青葉賞組のダービー制覇はいまだかつてないが、「東京の2400メートルで走っているのは大きい。ましてや勝っているからね。中山2000メートルで勝っていたとしても、東京2400メートルとは全然違う。1回経験しているのは大きい」。舞台実績は大きなアドバンテージになる。
ダービー本番へ、勝負の1週間が始まった。「馬の状態は前走より確実にいいと聞いている。ワクワクしている。チャンスのある馬なので。楽しみですよ」。何年たっても、騎手である限り「勝ちたい」という気持ちが、熱く燃え続ける。歴史を変える2分半が、週末に待っている。【下村琴葉】
◆武豊騎手のダービー 初騎乗は88年コスモアンバーで16着。98年のスペシャルウィークで初制覇したのは10回目だった。過去6勝の騎乗馬はスペシャルの他に、98年アドマイヤベガ、02年タニノギムレット、05年ディープインパクト、13年キズナ、22年ドウデュースと記憶にも記録にも残る名馬ばかりだ。
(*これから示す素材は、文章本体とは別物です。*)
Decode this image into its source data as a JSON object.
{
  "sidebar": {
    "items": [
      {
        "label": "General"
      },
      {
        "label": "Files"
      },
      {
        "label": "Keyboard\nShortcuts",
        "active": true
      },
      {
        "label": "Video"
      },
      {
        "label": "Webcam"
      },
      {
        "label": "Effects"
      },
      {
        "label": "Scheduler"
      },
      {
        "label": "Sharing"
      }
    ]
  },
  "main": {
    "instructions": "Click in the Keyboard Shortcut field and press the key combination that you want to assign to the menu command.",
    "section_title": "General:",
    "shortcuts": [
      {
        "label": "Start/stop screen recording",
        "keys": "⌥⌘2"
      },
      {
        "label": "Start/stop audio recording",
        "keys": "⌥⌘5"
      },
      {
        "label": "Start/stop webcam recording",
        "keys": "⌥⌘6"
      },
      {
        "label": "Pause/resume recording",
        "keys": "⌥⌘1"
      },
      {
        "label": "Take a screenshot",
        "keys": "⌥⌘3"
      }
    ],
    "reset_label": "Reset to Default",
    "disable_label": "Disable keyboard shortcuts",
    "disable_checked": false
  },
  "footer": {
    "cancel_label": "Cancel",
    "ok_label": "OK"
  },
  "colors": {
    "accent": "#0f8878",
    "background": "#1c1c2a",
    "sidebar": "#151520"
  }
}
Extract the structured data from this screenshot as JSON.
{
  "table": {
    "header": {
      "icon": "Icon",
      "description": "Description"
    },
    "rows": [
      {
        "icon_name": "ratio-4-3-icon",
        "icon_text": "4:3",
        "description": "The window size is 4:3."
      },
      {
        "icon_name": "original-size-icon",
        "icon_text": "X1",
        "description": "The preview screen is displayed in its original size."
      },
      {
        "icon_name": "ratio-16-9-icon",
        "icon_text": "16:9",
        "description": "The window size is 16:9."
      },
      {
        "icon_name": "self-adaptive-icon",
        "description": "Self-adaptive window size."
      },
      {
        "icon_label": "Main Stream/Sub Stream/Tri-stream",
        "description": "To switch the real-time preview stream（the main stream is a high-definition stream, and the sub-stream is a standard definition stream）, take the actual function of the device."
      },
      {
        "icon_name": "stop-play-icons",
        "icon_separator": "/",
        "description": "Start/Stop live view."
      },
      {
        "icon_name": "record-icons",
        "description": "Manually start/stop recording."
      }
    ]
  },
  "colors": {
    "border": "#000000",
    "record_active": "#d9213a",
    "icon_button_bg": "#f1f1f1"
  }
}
今回は22年以来4年ぶりの制覇を目指す。
◆青葉賞勝ち馬のダービー 過去、青葉賞からダービーに挑み勝った馬はおらう2着が最高。94年エアダブリン、02年シンボリクリスエス、03年ゼンノロブロイ、06年アドマイヤメイン、11年ウインバリアシオン、12年フェノーメノの6頭。昨年の青葉賞はエネルジコが制したが体調面でダービーは出走できなかった。ただ菊花賞を制しクラシックホースに輝いた。